Mitsubishi gained 3.7 percent to 1,703 yen after the trading company reported full-year net income of 500 billion yen, topping the average 479.1 billion yen estimate in a Bloomberg survey.
Of the 433 companies on the MSCI Asia Pacific Index (MXAP) that have posted quarterly results since April 10, 151 exceeded expectations, while 171 missed analysts’ estimates, according to data compiled by Bloomberg News.
Fuji Heavy Industries Ltd. surged 7.3 percent to 602 yen, the most on the Asian gauge, after the maker of Subaru cars forecast a 25 percent jump in profit in the 12 months ending March 31 as it targets record vehicle sales on rising demand in China and the U.S.
Samsung SDI Co., which supplies batteries to Apple Inc., rose 3.1 percent 166,500 won in Seoul on speculation the company will expand its electric-car battery business. Samsung Electronics Co. Chief Operating Officer Lee Jae Yong met Volkswagen AG officials to discuss ways to cooperate on electric-car batteries, according to the Maeil Business Newspaper.

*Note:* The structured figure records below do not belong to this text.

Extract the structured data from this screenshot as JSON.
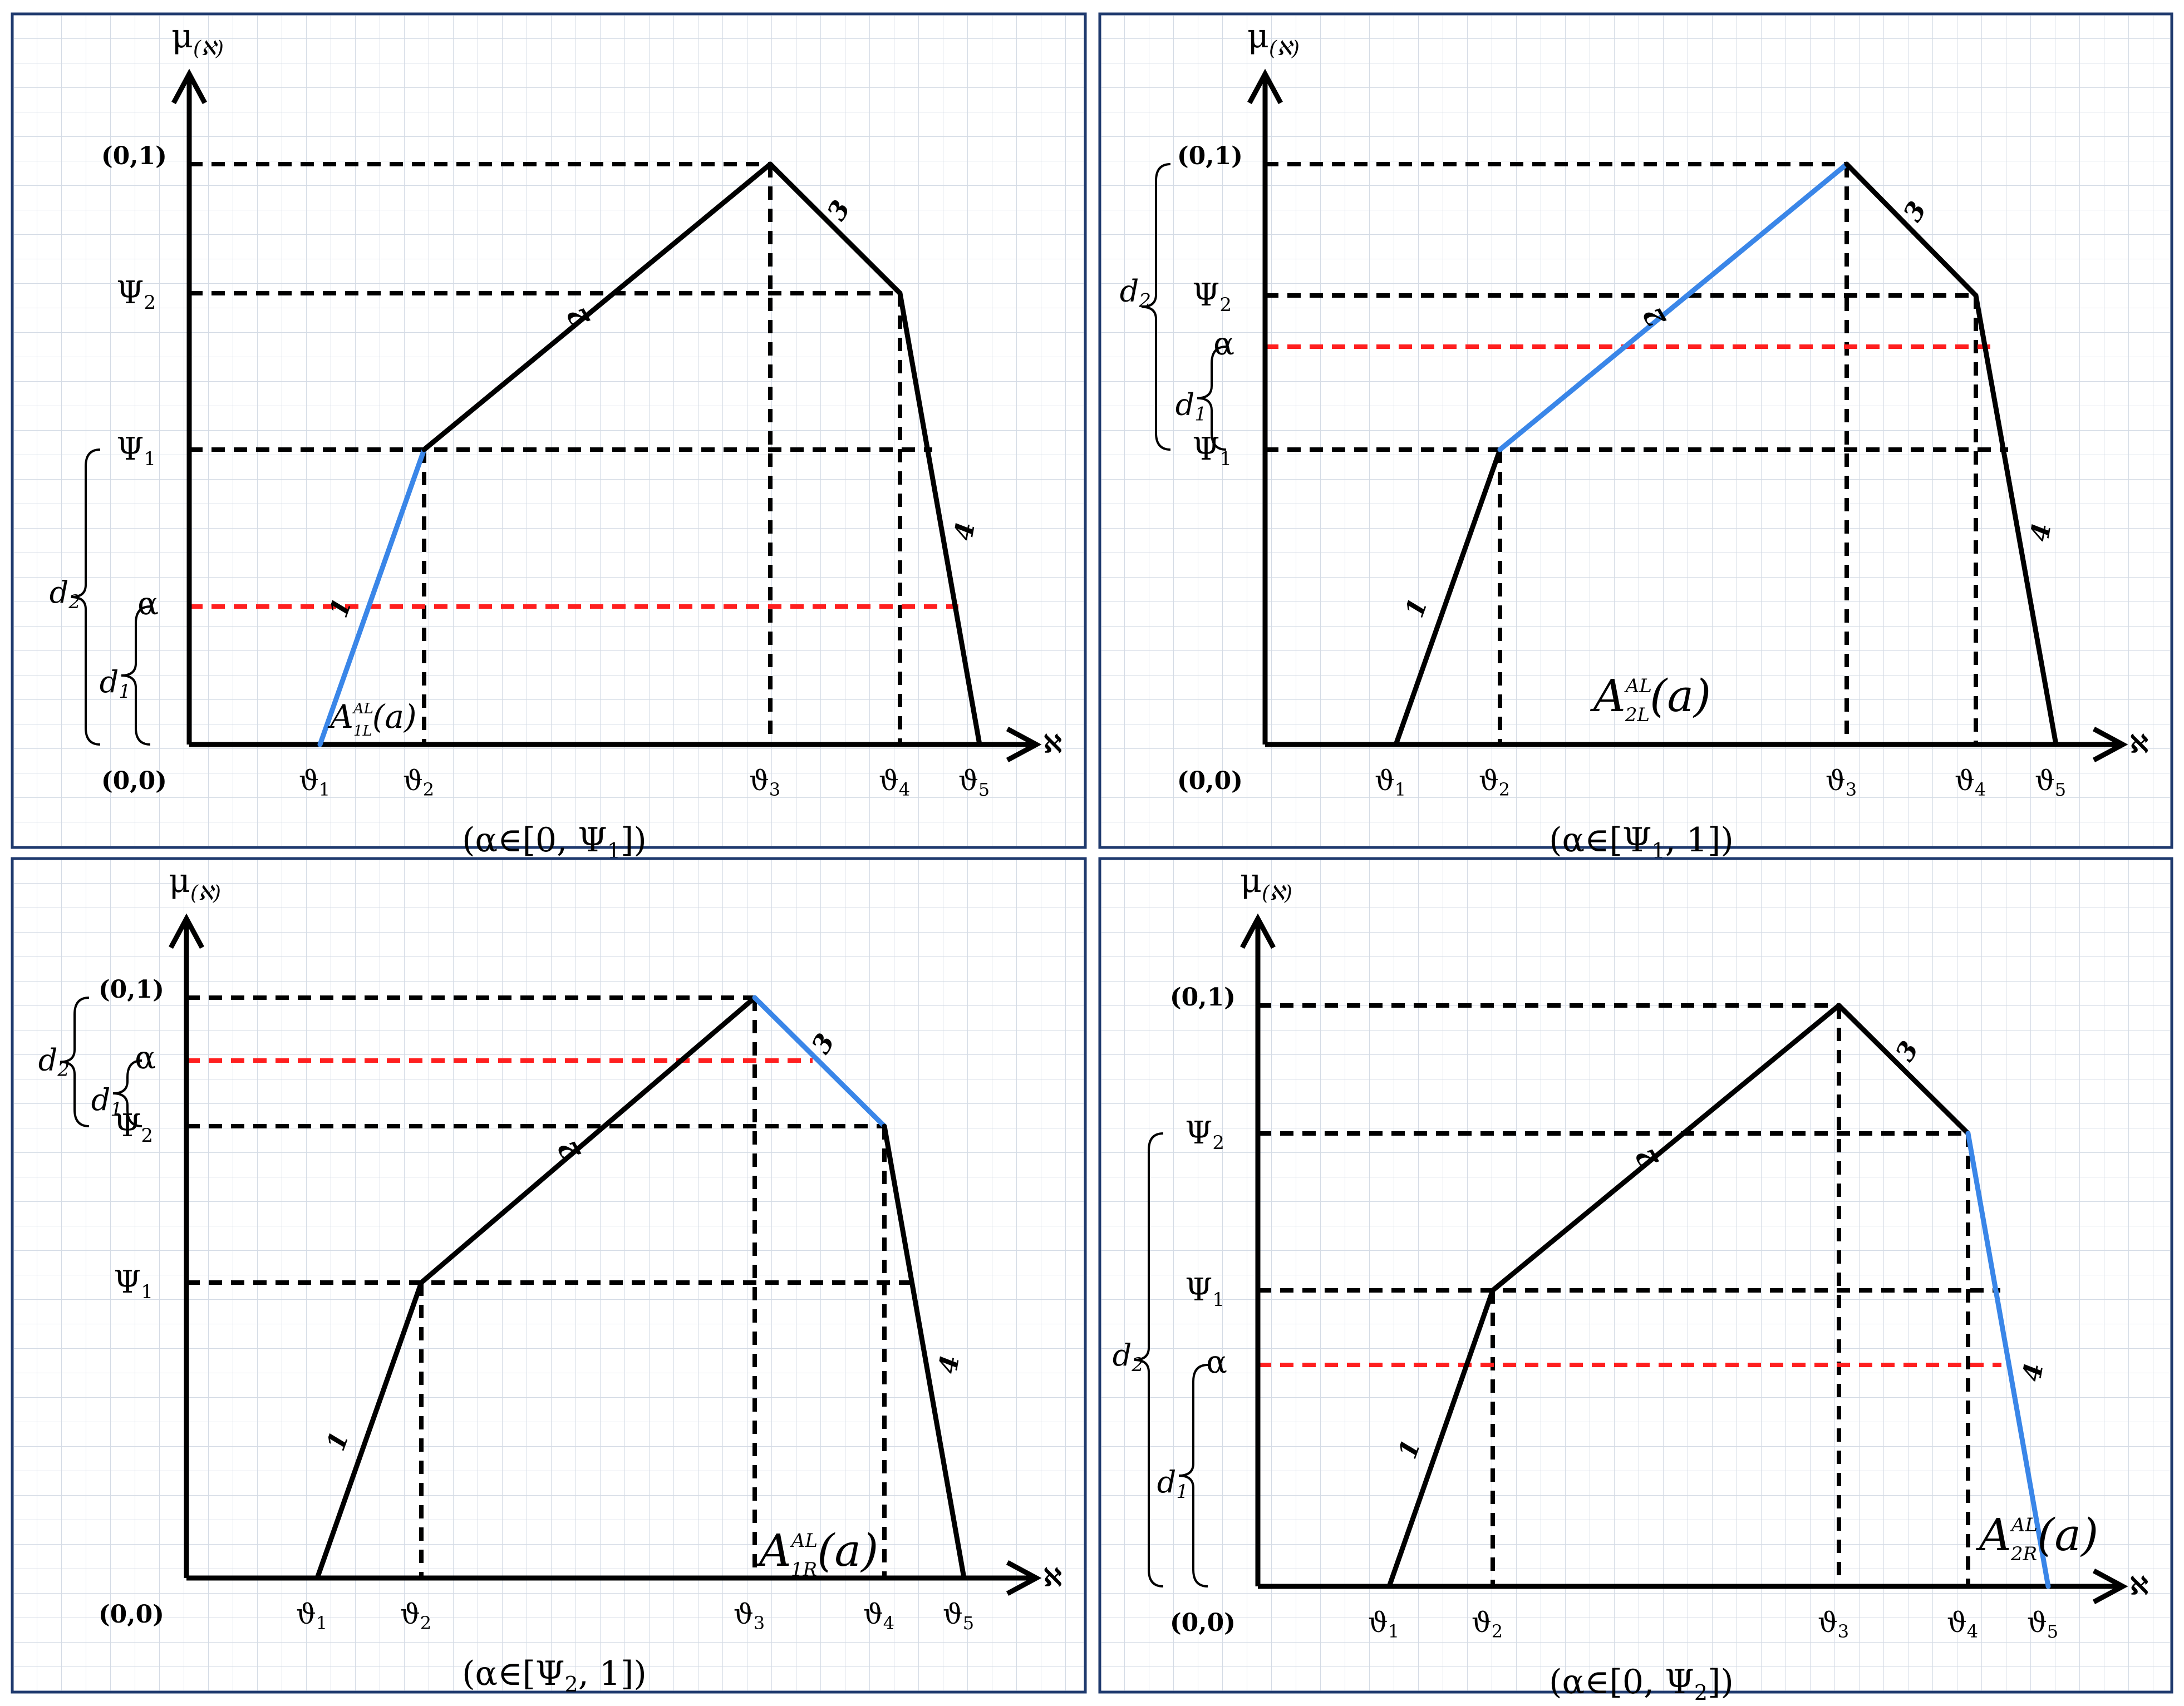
{
  "points": {
    "origin": "(0,0)",
    "top": "(0,1)"
  },
  "axes": {
    "y_symbol": "μ",
    "y_sub": "(ℵ)",
    "x_symbol": "ℵ"
  },
  "levels": {
    "psi1": "Ψ",
    "psi1_sub": "1",
    "psi2": "Ψ",
    "psi2_sub": "2",
    "alpha": "α"
  },
  "ticks": [
    {
      "sym": "ϑ",
      "sub": "1"
    },
    {
      "sym": "ϑ",
      "sub": "2"
    },
    {
      "sym": "ϑ",
      "sub": "3"
    },
    {
      "sym": "ϑ",
      "sub": "4"
    },
    {
      "sym": "ϑ",
      "sub": "5"
    }
  ],
  "segment_labels": [
    "1",
    "2",
    "3",
    "4"
  ],
  "braces": {
    "d1": "d",
    "d1_sub": "1",
    "d2": "d",
    "d2_sub": "2"
  },
  "panels": [
    {
      "id": "panel-1",
      "highlight_segment": "1",
      "alpha_level": "between 0 and Ψ1",
      "function": {
        "base": "A",
        "sup": "AL",
        "sub": "1L",
        "arg": "(a)"
      },
      "caption": {
        "prefix": "(α∈[0, Ψ",
        "sub": "1",
        "suffix": "])"
      }
    },
    {
      "id": "panel-2",
      "highlight_segment": "2",
      "alpha_level": "between Ψ1 and Ψ2",
      "function": {
        "base": "A",
        "sup": "AL",
        "sub": "2L",
        "arg": "(a)"
      },
      "caption": {
        "prefix": "(α∈[Ψ",
        "sub": "1",
        "suffix": ", 1])"
      }
    },
    {
      "id": "panel-3",
      "highlight_segment": "3",
      "alpha_level": "between Ψ2 and 1",
      "function": {
        "base": "A",
        "sup": "AL",
        "sub": "1R",
        "arg": "(a)"
      },
      "caption": {
        "prefix": "(α∈[Ψ",
        "sub": "2",
        "suffix": ", 1])"
      }
    },
    {
      "id": "panel-4",
      "highlight_segment": "4",
      "alpha_level": "between 0 and Ψ1",
      "function": {
        "base": "A",
        "sup": "AL",
        "sub": "2R",
        "arg": "(a)"
      },
      "caption": {
        "prefix": "(α∈[0, Ψ",
        "sub": "2",
        "suffix": "])"
      }
    }
  ],
  "colors": {
    "highlight": "#3a86e8",
    "alpha_line": "#ff1f1f",
    "frame": "#1f3a6e",
    "grid": "#d4dbe5"
  }
}
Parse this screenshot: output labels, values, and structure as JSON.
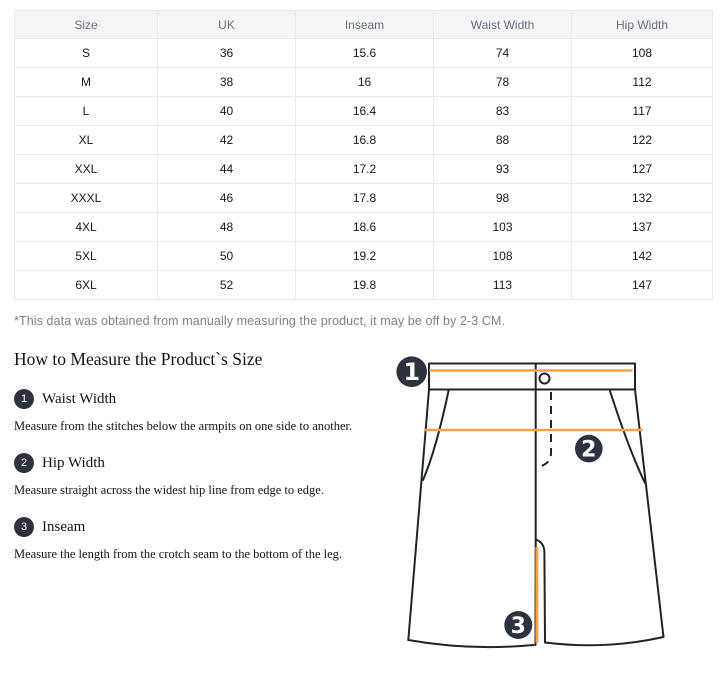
{
  "colors": {
    "accent": "#F2A14D",
    "outline": "#1F2429",
    "badge": "#2C333E",
    "header-bg": "#F4F5F7",
    "header-fg": "#666F7C",
    "border": "#E8EAEE"
  },
  "table": {
    "columns": [
      "Size",
      "UK",
      "Inseam",
      "Waist Width",
      "Hip Width"
    ],
    "rows": [
      [
        "S",
        "36",
        "15.6",
        "74",
        "108"
      ],
      [
        "M",
        "38",
        "16",
        "78",
        "112"
      ],
      [
        "L",
        "40",
        "16.4",
        "83",
        "117"
      ],
      [
        "XL",
        "42",
        "16.8",
        "88",
        "122"
      ],
      [
        "XXL",
        "44",
        "17.2",
        "93",
        "127"
      ],
      [
        "XXXL",
        "46",
        "17.8",
        "98",
        "132"
      ],
      [
        "4XL",
        "48",
        "18.6",
        "103",
        "137"
      ],
      [
        "5XL",
        "50",
        "19.2",
        "108",
        "142"
      ],
      [
        "6XL",
        "52",
        "19.8",
        "113",
        "147"
      ]
    ]
  },
  "note": "*This data was obtained from manually measuring the product, it may be off by 2-3 CM.",
  "measure_section": {
    "heading": "How to Measure the Product`s Size",
    "items": [
      {
        "num": "1",
        "label": "Waist Width",
        "description": "Measure from the stitches below the armpits on one side to another."
      },
      {
        "num": "2",
        "label": "Hip Width",
        "description": "Measure straight across the widest hip line from edge to edge."
      },
      {
        "num": "3",
        "label": "Inseam",
        "description": "Measure the length from the crotch seam to the bottom of the leg."
      }
    ]
  },
  "diagram": {
    "markers": [
      "1",
      "2",
      "3"
    ]
  }
}
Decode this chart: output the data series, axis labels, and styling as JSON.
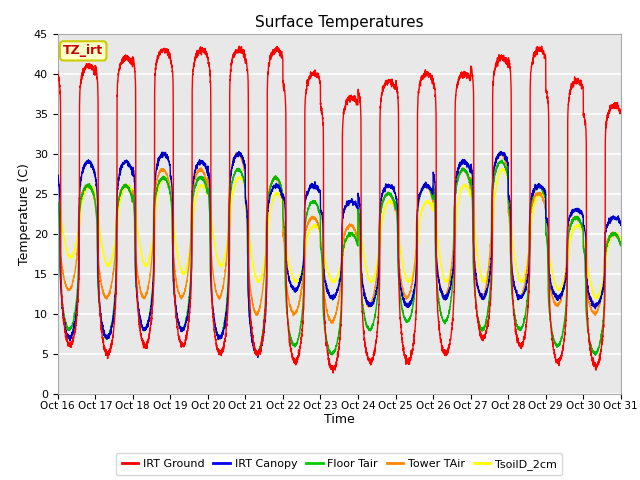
{
  "title": "Surface Temperatures",
  "xlabel": "Time",
  "ylabel": "Temperature (C)",
  "ylim": [
    0,
    45
  ],
  "xtick_labels": [
    "Oct 16",
    "Oct 17",
    "Oct 18",
    "Oct 19",
    "Oct 20",
    "Oct 21",
    "Oct 22",
    "Oct 23",
    "Oct 24",
    "Oct 25",
    "Oct 26",
    "Oct 27",
    "Oct 28",
    "Oct 29",
    "Oct 30",
    "Oct 31"
  ],
  "annotation_text": "TZ_irt",
  "annotation_bg": "#ffffcc",
  "annotation_border": "#cccc00",
  "annotation_text_color": "#cc0000",
  "legend_entries": [
    "IRT Ground",
    "IRT Canopy",
    "Floor Tair",
    "Tower TAir",
    "TsoilD_2cm"
  ],
  "legend_colors": [
    "#ff0000",
    "#0000ff",
    "#00cc00",
    "#ff8800",
    "#ffff00"
  ],
  "line_colors": {
    "irt_ground": "#ff0000",
    "irt_canopy": "#0000cc",
    "floor_tair": "#00bb00",
    "tower_tair": "#ff8800",
    "tsoil_2cm": "#ffff00"
  },
  "bg_color": "#e8e8e8",
  "grid_color": "#ffffff",
  "n_days": 15,
  "day_peaks_red": [
    41,
    42,
    43,
    43,
    43,
    43,
    40,
    37,
    39,
    40,
    40,
    42,
    43,
    39,
    36
  ],
  "day_mins_red": [
    6,
    5,
    6,
    6,
    5,
    5,
    4,
    3,
    4,
    4,
    5,
    7,
    6,
    4,
    3.5
  ],
  "day_peaks_blue": [
    29,
    29,
    30,
    29,
    30,
    26,
    26,
    24,
    26,
    26,
    29,
    30,
    26,
    23,
    22
  ],
  "day_mins_blue": [
    7,
    7,
    8,
    8,
    7,
    5,
    13,
    12,
    11,
    11,
    12,
    12,
    12,
    12,
    11
  ],
  "day_peaks_green": [
    26,
    26,
    27,
    27,
    28,
    27,
    24,
    20,
    25,
    26,
    28,
    29,
    26,
    22,
    20
  ],
  "day_mins_green": [
    8,
    7,
    8,
    8,
    7,
    5,
    6,
    5,
    8,
    9,
    9,
    8,
    8,
    6,
    5
  ],
  "day_peaks_orange": [
    26,
    26,
    28,
    28,
    30,
    27,
    22,
    21,
    25,
    26,
    28,
    30,
    25,
    22,
    20
  ],
  "day_mins_orange": [
    13,
    12,
    12,
    12,
    12,
    10,
    10,
    9,
    11,
    12,
    12,
    12,
    12,
    11,
    10
  ],
  "day_peaks_yellow": [
    26,
    26,
    27,
    26,
    27,
    25,
    21,
    20,
    24,
    24,
    26,
    28,
    25,
    21,
    20
  ],
  "day_mins_yellow": [
    17,
    16,
    16,
    15,
    16,
    14,
    14,
    14,
    14,
    14,
    14,
    14,
    14,
    13,
    12
  ]
}
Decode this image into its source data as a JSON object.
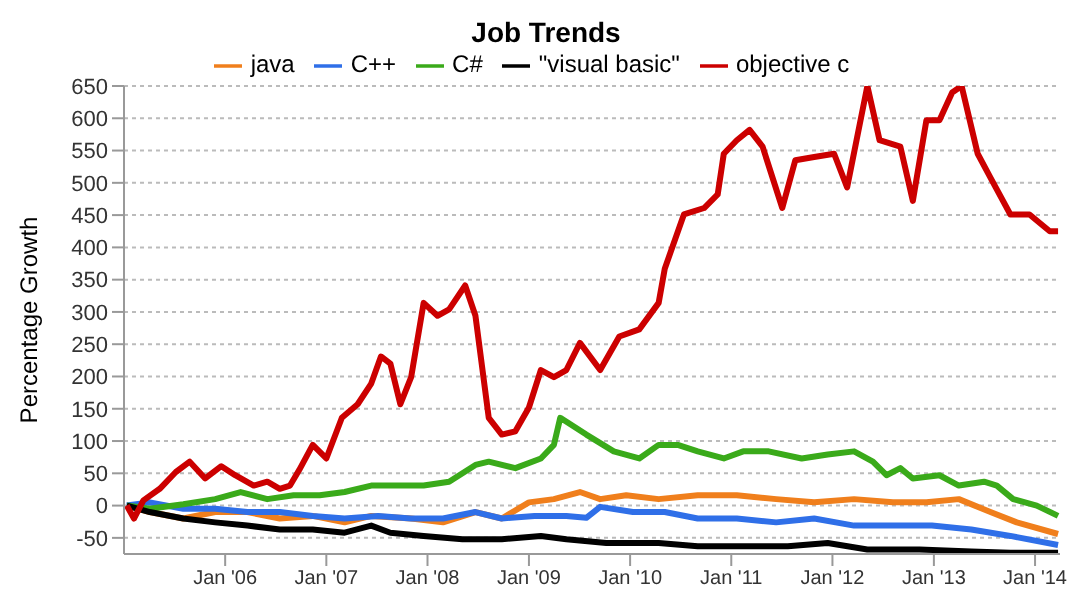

“The report increased speculation that Samsung owners are interested in the car-battery business,” Kim Byung Ki, an analyst at Kiwoom Securities Co., said by telephone today.
Iluka plunged 12 percent to A$14.01 in Sydney. The company cut its full-year zircon production forecast by about 14 percent, lowered sales estimates and increased production cost projections, citing the unclear global economic outlook.
The MSCI Asia Pacific Index has risen 6.5 percent this year through yesterday, compared with an 8.9 percent gain by the S&P 500 and a 4.2 percent advance by the Stoxx Europe 600 Index. Stocks in the Asian benchmark are valued at 12.4 times estimated earnings on average, compared with a multiple of 13 for the S&P 500 and 10.6 times for the Stoxx 600.
Volatility declined as stocks climbed. The HSI Volatility Index (VHSI), a measure of options prices on the Hang Seng, fell 4.8 percent to 21.23. The Nikkei Stock Average Volatility Index (VNKY) dropped 7.8 percent to 20.82.